30 March 2025

I can't possibly convey how fun working with bioinformatics tool suites is. To a newcomer, they all look pretty okay, and all the standard stuff seems to be already there.

You try running a simple sequence alignment program, but instead of standard input/output, it insists on using six different configuration files in a format no other tool understands and uses semicolons for FASTA headers.

You grab a genome assembler, but it only works with a very specific version of an old library that isn't maintained anymore. The documentation tells you to "just install it from this FTP link", which is of course broken.

You run a phylogenetic tree builder, but the output file is in a format that no visualization software can read - except for one program from 2003, which only runs on an old version of Java that conflicts with everything else on your system.

You take a look at the variant caller. It requires chromosome names in the format chr1, but another tool in your pipeline needs them as just 1, and neither has an option to switch.

The genome assembler hasn’t been updated since 2012, but everyone still uses it because the "modern alternative" requires 200GB of RAM and crashes silently when it runs out.

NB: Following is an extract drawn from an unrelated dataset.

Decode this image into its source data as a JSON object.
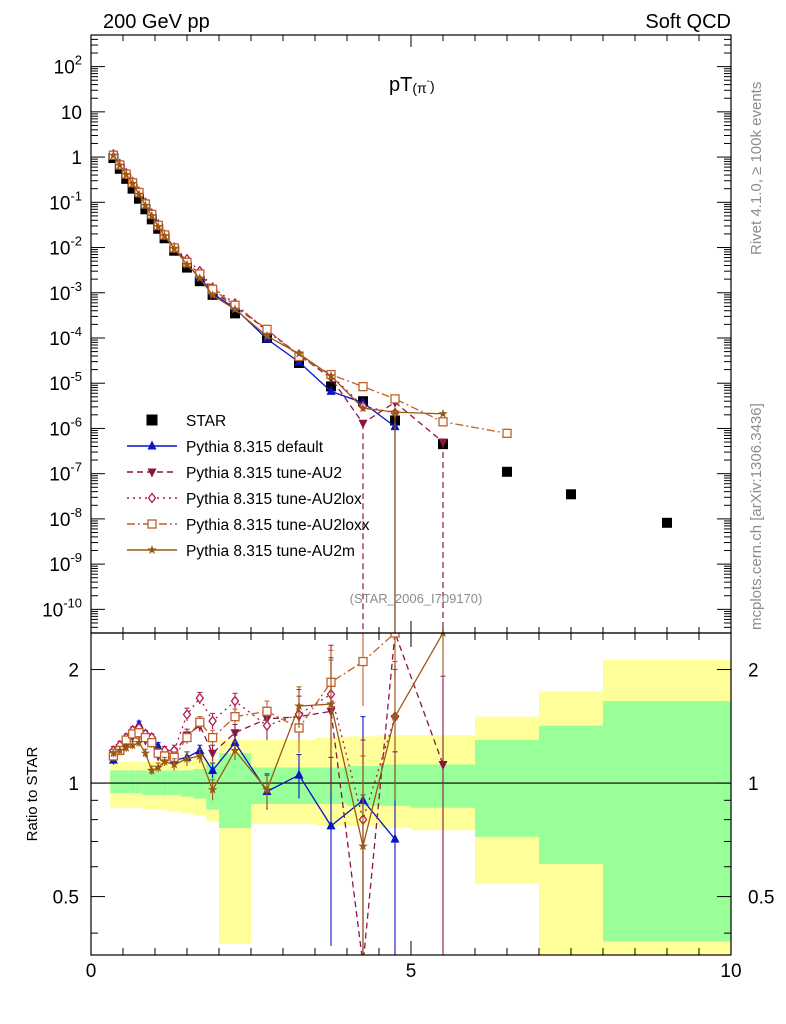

And on you go. Every tool mostly does what it's supposed to, but each one has its own weird dependencies, its own obscure input formats, its own inexplicable quirks. There's no clear problem with bioinformatics software as a whole; all the essential tools technically exist.

Now imagine you meet millions of bioinformaticians who tell you, "Well hey, what's the problem? This is what we've always used, and it works fine!". And they show you their pipelines, held together with ten different shell scripts, manual file renaming, and a README that just says, "Run this on Ubuntu 16.04, trust me". And you point out that one of their scripts has a hardcoded file path to someone's home directory, and they just say, "Yeah, that happens sometimes".